Dialogando com o Mestre Alcino Por:Juliana Ischiara

Luis Pedro ao lado do líder maior; Virgulino Ferreira, em foto de Benjamim Abraão

Concordo com suas palavras, a historiografia nunca deu a Luis Pedro o lugar de destaque que ele fez por merecer enquanto cangaceiro, principalmente por ter pertencido ao estado maior do Cangaço. Infelizmente, boa parte dos pesquisadores não enxergou outro personagem histórico além de Lampião. Por décadas, o grande líder cangaceiro reinou absoluto na historiografia e, só há pouco tempo, foi se dando oportunidade aos demais personagens, deixando que emergissem do ostracismo em que foram lançados.

Quando falo, só há pouco tempo me refiro aos muitos anos de pesquisas acerca do cangaço em que só se soube falar sobre Lampião. Concordo que ele reinou absoluto pelos sertões nordestinos, porém, não reinou sozinho e, em nenhum momento, enfrentou o poder de polícia do Estado só. Homens e mulheres tiveram suas vidas ceifadas durante o processo, seja por cangaceiros, seja pelo Estado que, por não ter tido tempo de treinar aqueles que iria combater o bando criminoso, se valeu de indivíduos corajosos e com disponibilidade de adentrar a caatinga na caça de seus pares, pois, em ambas as facções, imperavam a coragem e o destemor, bem como a ignorância, a violência e a falta de piedade para com os sertanejos desprotegidos e relegados à própria sorte.
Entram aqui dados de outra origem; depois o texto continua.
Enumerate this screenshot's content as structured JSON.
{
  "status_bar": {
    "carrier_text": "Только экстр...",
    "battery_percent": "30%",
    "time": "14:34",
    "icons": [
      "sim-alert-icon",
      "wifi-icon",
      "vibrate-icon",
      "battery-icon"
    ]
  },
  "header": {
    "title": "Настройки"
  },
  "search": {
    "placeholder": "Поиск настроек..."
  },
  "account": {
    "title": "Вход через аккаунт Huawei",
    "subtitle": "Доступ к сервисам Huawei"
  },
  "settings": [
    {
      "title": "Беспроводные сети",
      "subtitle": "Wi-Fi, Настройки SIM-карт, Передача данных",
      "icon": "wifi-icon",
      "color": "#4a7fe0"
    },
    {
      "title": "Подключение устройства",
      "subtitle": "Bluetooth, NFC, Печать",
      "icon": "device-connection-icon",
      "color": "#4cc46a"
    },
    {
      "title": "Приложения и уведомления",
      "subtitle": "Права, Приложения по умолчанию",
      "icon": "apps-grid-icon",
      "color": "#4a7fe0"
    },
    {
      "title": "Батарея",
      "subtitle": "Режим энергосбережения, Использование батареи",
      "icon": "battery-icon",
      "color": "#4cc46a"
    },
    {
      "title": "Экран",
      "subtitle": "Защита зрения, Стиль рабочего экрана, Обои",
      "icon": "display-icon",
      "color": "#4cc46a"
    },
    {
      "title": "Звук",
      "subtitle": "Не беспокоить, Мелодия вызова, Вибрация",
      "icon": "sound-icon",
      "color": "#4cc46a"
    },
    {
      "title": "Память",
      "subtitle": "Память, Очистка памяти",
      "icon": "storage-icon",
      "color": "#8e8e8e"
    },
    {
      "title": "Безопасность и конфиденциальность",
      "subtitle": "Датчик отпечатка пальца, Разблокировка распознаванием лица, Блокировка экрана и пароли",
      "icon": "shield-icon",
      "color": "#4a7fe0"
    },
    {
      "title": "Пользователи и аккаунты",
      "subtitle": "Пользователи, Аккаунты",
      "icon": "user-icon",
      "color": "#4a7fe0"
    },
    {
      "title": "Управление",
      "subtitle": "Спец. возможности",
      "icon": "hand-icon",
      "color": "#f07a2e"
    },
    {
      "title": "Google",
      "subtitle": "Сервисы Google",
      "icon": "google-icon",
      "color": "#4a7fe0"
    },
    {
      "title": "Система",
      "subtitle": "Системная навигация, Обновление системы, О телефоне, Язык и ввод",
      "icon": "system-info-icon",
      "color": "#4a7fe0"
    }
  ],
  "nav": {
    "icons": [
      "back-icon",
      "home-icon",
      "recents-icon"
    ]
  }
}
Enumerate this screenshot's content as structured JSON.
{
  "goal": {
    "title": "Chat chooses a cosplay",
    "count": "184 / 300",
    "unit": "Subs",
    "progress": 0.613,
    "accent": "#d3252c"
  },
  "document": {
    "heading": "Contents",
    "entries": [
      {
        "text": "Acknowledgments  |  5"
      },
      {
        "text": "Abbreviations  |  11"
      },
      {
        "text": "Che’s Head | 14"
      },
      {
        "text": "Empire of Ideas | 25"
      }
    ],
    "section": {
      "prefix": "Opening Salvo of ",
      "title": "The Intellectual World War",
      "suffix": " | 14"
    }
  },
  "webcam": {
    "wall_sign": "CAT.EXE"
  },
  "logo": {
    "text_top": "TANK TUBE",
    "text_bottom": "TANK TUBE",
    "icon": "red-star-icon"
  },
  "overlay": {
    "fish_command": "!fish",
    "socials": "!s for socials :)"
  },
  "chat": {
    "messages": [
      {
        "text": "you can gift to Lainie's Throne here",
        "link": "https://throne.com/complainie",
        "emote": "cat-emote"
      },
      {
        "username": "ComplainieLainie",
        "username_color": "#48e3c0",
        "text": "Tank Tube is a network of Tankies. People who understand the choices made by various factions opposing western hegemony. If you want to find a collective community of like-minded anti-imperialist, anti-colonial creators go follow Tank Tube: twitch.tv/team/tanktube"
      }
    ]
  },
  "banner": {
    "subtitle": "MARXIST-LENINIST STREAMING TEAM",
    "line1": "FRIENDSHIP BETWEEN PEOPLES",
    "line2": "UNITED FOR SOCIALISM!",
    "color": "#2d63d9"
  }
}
Como vemos, a historiografia cangaceira tomou novos rumos depois de uma safra mais recente de pesquisadores. Falo de 20 e poucos anos até os dias atuais, onde houve uma oxigenação nas pesquisas, pois, escreviam-se memórias ou, se muito, falava-se tão somente de Lampião, dando uma leve pincelada em um ou outro personagem, mas apenas como subterfúgio para se enriquecer o texto, sendo que o foco principal sempre fora o grande líder do bando criminoso. Um bom exemplo do que estou falando é “Maria Bonita”, que fora relegada ao esquecimento e ou ostracismo histórico por boa parte dos pesquisadores com mais tempo de pesquisa. Bastou que um começasse a estudá-la seriamente, investigando-a e dando a devida visibilidade que a mulher teve enquanto parte integrante do bando cangaceiro, para despertar a sanha midiática de muitos. 

 Juliana Ischiara e Alcino Alves Costa, em dia de Cariri Cangaço

Dar visibilidade e trazer à tona outros personagens é extremamente salutar, mas deve-se fazê-lo com responsabilidade. As pesquisas necessitam de novos olhares, novas investigações. Não se pode analisar um fenômeno como o cangaço pegando um personagem isolado como âmago de um grande e duradouro processo social, histórico e cultural. O que me causa certo temor em relação aos novos rumos da história, em especial ao do cangaço, é perceber que muitos tem se dedicado ao tema de forma leviana, buscando tão somente fama e sucesso. Chego até a me perguntar em que estes “ditos” pesquisadores diferem dos cangaceiros, objeto de suas pesquisas? Porque vejamos, assim como os cangaceiros, eles roubam dos interessados no tema a oportunidade de saber o que de fato ocorreu, enganando, de forma insidiosa, aqueles que estão começando a pesquisar e que ainda não tem um embasamento sedimentado o suficiente para não se deixarem enganar e, de forma contumaz, mentem, inventam e ou aumentam os fatos, seja por fama, dinheiro, notoriedade. 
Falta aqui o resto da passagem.